Swamp Water Jurisprudence: Health care: Should we look North to Canada?


(9/20/2017)

by Judge Dennis Challeen

To quote the editor-in-chief of THE WEEK (July 21, 2017): “Most Americans now see health care as a right, not an optional consumer good. The U.S. spends 50 to 100 percent more of its gross domestic product than other advanced nations do on health care, to produce a system that still leaves millions uncovered and ranks at the bottom of every independent assessment of quality. If we were a saner, more rational nation, we’d begin a new health care debate with a blank piece of paper. Congress and the White House would study successful health care systems in nations such as Singapore, Switzerland, and France, which are not purely socialistic or free market ... No one is left out, but free market competition drives costs down and improves care. If this is possible elsewhere, why not here? Partisan ideology — and our endless debate about the role of government — stands in the way. A saner, more functional nation? I know: It’s just too much to ask.”

There is no Constitutional right to medical treatment. When our founders created our government, common medical treatments were drinking laudanum (addictive opium and mostly alcohol mixed with flavoring, used as a painkiller) and bloodletting or leeches to get rid of “bad blood,” which unwittingly only weakened or caused infection. Not understanding bacteria and viruses, doctors didn’t sterilize hands or instruments. Life expectancy was about 40 years. The cures were usually more harmful than the ailments.

 

The concept of insurance goes back thousands of years. It began with helping — being a good neighbor. If one’s house burned down, the neighbors joined in and helped rebuild it. Health insurance is a more complicated concept, but nevertheless, when we get sick or need a hospital bed at a cost beyond our means, our neighbors, through premiums and taxes, join in — to a degree — to keep us from bankruptcy.

If we are to get national health care it must be created by Congress, with perhaps some state input. We must study the successful countries that have a combination of private insurance for those who can afford it, or total one-payer system with the government in control. Our present Medicare system for the elderly, 65 years of age or older, is a working example that many urge should be improved and expanded to cover everyone.

There are several issues that must be resolved. The first is whether to cover all citizens from birth throughout life. If we fail to do so, many uninsured would use emergency care but could not pay their bills, which then must be unfairly borne by the hospital, the other insurance companies or the government (taxpayers); the alternative is to turn them away to die in their homes or on the streets.
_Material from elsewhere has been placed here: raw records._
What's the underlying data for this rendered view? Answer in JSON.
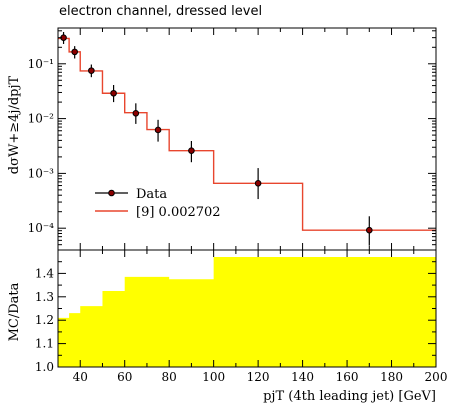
{
  "title": "electron channel, dressed level",
  "chart_data": [
    {
      "type": "line",
      "panel": "main",
      "ylabel": "dσW+≥4j/dpjT",
      "yscale": "log",
      "ylim": [
        4e-05,
        0.45
      ],
      "xlim": [
        30,
        200
      ],
      "y_tick_labels": [
        "10⁻¹",
        "10⁻²",
        "10⁻³",
        "10⁻⁴"
      ],
      "y_tick_values": [
        0.1,
        0.01,
        0.001,
        0.0001
      ],
      "legend_position": "bottom-left",
      "series": [
        {
          "name": "Data",
          "style": "points-with-errorbars",
          "color": "#000000",
          "marker_color": "#8b0000",
          "x": [
            32.5,
            37.5,
            45,
            55,
            65,
            75,
            90,
            120,
            170
          ],
          "y": [
            0.3,
            0.165,
            0.075,
            0.029,
            0.0125,
            0.0062,
            0.0026,
            0.00066,
            9.2e-05
          ],
          "y_low": [
            0.23,
            0.125,
            0.057,
            0.02,
            0.008,
            0.0038,
            0.0016,
            0.00034,
            4.8e-05
          ],
          "y_high": [
            0.38,
            0.21,
            0.097,
            0.041,
            0.019,
            0.0095,
            0.0039,
            0.00125,
            0.000165
          ]
        },
        {
          "name": "[9] 0.002702",
          "style": "step",
          "color": "#e8462e",
          "edges": [
            30,
            35,
            40,
            50,
            60,
            70,
            80,
            100,
            140,
            200
          ],
          "values": [
            0.29,
            0.165,
            0.074,
            0.029,
            0.0128,
            0.0063,
            0.0026,
            0.00066,
            9.2e-05
          ]
        }
      ]
    },
    {
      "type": "area",
      "panel": "ratio",
      "ylabel": "MC/Data",
      "xlabel": "pjT (4th leading jet) [GeV]",
      "xlim": [
        30,
        200
      ],
      "ylim": [
        1.0,
        1.5
      ],
      "x_tick_labels": [
        "40",
        "60",
        "80",
        "100",
        "120",
        "140",
        "160",
        "180",
        "200"
      ],
      "x_tick_values": [
        40,
        60,
        80,
        100,
        120,
        140,
        160,
        180,
        200
      ],
      "y_tick_labels": [
        "1.0",
        "1.1",
        "1.2",
        "1.3",
        "1.4"
      ],
      "y_tick_values": [
        1.0,
        1.1,
        1.2,
        1.3,
        1.4
      ],
      "fill_color": "#ffff00",
      "edges": [
        30,
        35,
        40,
        50,
        60,
        70,
        80,
        100,
        140,
        200
      ],
      "values": [
        1.21,
        1.23,
        1.26,
        1.325,
        1.385,
        1.385,
        1.375,
        1.47,
        1.47
      ]
    }
  ]
}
Another major issue is insuring people with preexisting health issues. Insurance companies for obvious reasons don’t want these patients because they are more likely to run up huge medical bills. People with these preexisting conditions will face extremely high premiums from private insurers that the average person cannot afford, and thus not seek medical help as their conditions may worsen, causing premature death.

If the politicians choose to cover all citizens, the cost will be extremely expensive and some cost saving laws will need to be considered. The government may have to consider co-pays to discourage some people from abusing the system. And the government would have to negotiate lower drug prices with “big pharma,” which it does not now do.

Some countries sell supplemental insurance similar to those in America for Medicare recipients, for those who choose better care than what the government provides (e.g., private rooms, special drugs, preventive medicine, special nursing care, private clinics and hospitals). Another factor is to vigorously investigate and prosecute people who defraud the system. Limits on malpractice suits are always controversial.

Our Canadian neighbors have a universal, government-paid system. We hear Canadians come to America for better health care. This may be true for a few wealthy people who seek rare treatment (e.g., heart, lung transplant) but not the average person. Also, there is the assertion that Canadian doctors are flocking to the United States to practice; it appears that there is a two-way street, with roughly the same number of doctors going both ways.

There is also the claim that Canada experiences long waiting lines for service. The problem is more Canadians seek medical care because it is readily available for all; truth is, the serious cases get immediate attention while routine cases may require a wait. In contrast, Americans without insurance avoid the high cost and go without any care. Canadians acknowledge their system has faults. They have trouble delivering health care to remote rural areas and to Canadian indigenous communities. 

However, Canadians strongly support their health care systems and a 2009 poll found “86.2 percent of Canadians surveyed supported or strongly supported public solutions to the health care problem, and found 91 percent of Canadians prefer their health care system compared to a U.S.-style system.”

One issue that we should all agree upon is, whatever health care Congress creates for the common citizen must apply to Congress also. We cannot have a self-serving privileged class at taxpayer expense.